Answer: Concentration of Cl⁻ in the final solution is 0.300 M
Step-by-step explanation:
To calculate : concentration of Cl⁻(aq) in the final solution is equal to moles of Cl⁻(aq) divide by the total volume of the solution.
i)So, number of moles of Cl⁻(aq) that are present in the HCl solution as:
moles of solute = molarity x volume (in liters)
moles of HCl = 1.00 M x 0.100 L = 0.100 moles of HCl
Since, HCl dissociates completely in water to form H⁺(aq) and Cl⁻(aq), Hence, 0.100 moles of Cl⁻(aq) present in the HCl solution.
ii) determine the number of moles of Cl⁻(aq) present in the NaCl solution.
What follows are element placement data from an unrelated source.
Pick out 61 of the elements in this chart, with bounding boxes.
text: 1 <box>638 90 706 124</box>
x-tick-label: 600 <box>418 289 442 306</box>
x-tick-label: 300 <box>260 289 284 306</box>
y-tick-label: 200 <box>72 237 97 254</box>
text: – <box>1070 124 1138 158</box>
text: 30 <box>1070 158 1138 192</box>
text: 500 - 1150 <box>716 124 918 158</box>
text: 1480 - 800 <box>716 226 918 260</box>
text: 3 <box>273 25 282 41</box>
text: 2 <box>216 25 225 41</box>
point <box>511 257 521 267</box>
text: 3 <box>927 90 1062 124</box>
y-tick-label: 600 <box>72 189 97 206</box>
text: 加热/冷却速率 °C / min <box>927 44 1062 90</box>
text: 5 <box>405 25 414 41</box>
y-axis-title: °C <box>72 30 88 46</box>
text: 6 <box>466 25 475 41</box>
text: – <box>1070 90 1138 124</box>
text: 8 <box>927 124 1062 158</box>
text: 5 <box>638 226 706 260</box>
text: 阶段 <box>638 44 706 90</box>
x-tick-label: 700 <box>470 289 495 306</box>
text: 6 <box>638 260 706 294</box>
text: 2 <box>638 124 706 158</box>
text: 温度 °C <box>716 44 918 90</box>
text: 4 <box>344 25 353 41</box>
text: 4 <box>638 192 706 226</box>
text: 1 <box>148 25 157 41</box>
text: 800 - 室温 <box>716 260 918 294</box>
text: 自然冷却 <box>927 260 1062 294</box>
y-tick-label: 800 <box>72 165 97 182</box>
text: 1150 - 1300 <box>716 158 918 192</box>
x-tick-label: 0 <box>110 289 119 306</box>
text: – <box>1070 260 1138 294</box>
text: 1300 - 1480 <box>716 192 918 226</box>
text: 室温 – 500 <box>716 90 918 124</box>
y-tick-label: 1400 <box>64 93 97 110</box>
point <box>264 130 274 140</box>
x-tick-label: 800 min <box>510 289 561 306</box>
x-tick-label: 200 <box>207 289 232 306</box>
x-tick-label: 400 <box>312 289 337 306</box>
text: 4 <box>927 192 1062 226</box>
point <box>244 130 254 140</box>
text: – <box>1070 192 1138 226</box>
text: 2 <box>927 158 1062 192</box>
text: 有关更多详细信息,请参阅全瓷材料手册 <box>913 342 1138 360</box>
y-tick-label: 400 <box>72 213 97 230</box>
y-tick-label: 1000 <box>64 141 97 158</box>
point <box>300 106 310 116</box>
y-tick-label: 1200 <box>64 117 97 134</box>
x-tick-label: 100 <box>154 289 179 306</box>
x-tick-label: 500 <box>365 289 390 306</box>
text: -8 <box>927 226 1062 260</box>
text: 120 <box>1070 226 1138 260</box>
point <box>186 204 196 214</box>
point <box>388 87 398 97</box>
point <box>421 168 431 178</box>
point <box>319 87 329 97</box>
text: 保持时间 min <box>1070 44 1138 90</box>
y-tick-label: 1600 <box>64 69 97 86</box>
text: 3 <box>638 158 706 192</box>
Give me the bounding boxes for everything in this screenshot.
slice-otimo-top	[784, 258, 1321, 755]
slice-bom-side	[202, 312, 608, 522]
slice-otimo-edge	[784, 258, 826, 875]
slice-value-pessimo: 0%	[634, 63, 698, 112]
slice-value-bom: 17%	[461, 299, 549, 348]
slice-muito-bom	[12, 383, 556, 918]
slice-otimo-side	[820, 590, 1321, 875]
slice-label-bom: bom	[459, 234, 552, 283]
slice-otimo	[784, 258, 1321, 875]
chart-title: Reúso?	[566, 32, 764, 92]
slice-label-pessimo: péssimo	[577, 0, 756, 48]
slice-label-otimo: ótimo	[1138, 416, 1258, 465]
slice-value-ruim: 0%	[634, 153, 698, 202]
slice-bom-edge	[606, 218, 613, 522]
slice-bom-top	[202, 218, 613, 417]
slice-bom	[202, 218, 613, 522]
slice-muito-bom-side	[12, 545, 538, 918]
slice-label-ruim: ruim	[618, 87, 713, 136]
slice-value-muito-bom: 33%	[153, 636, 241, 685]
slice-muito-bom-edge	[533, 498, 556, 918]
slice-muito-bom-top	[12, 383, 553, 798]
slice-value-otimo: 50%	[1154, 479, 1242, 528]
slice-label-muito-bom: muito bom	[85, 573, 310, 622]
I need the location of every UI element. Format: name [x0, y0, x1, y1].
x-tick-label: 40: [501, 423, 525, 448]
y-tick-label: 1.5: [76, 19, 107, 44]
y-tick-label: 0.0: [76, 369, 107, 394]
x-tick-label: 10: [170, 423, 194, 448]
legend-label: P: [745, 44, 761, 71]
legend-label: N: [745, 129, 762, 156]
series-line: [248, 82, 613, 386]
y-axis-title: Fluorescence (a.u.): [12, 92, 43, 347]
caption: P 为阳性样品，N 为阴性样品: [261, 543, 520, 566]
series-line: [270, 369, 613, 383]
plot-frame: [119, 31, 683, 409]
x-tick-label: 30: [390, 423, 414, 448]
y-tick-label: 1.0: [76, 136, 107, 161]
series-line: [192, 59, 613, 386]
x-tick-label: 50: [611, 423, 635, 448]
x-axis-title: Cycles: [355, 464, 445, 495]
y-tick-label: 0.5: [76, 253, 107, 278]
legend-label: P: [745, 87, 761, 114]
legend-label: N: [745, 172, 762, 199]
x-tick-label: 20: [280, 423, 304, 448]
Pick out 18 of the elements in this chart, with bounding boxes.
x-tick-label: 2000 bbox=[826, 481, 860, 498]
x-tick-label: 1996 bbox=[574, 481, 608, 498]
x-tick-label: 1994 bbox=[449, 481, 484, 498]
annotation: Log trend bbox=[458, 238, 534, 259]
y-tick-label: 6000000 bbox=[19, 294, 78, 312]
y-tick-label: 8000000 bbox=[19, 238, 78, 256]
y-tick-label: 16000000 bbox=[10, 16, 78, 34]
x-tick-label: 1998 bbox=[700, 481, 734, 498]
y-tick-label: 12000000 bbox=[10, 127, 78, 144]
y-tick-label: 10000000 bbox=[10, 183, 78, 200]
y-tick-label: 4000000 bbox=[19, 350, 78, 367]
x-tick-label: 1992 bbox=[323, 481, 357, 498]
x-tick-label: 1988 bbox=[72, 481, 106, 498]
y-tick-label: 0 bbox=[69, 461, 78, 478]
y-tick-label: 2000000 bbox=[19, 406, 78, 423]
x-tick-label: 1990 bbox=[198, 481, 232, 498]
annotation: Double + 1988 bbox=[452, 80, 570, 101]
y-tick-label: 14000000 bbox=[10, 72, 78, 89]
Since, NaCl dissociates to form Na⁺(aq) and Cl⁻(aq), we have:
moles of NaCl = 2.00 M x 0.100 L = 0.200 moles of NaCl
Hence, moles of Cl⁻(aq) = 0.200 moles of NaCl
So, the total number of moles of Cl⁻(aq) in the final solution is:
moles of Cl⁻(aq) = 0.100 moles of HCl + 0.200 moles of NaCl = 0.300 moles of Cl⁻(aq)
As we know, concentration of Cl⁻(aq) = moles of Cl⁻(aq) / total volume
given Total volume = 1.00 L
Hence, concentration of Cl⁻(aq) = 0.300 moles / 1.00 L = 0.300 M
Therefore, the concentration of Cl⁻(aq) in the final solution is 0.300 M.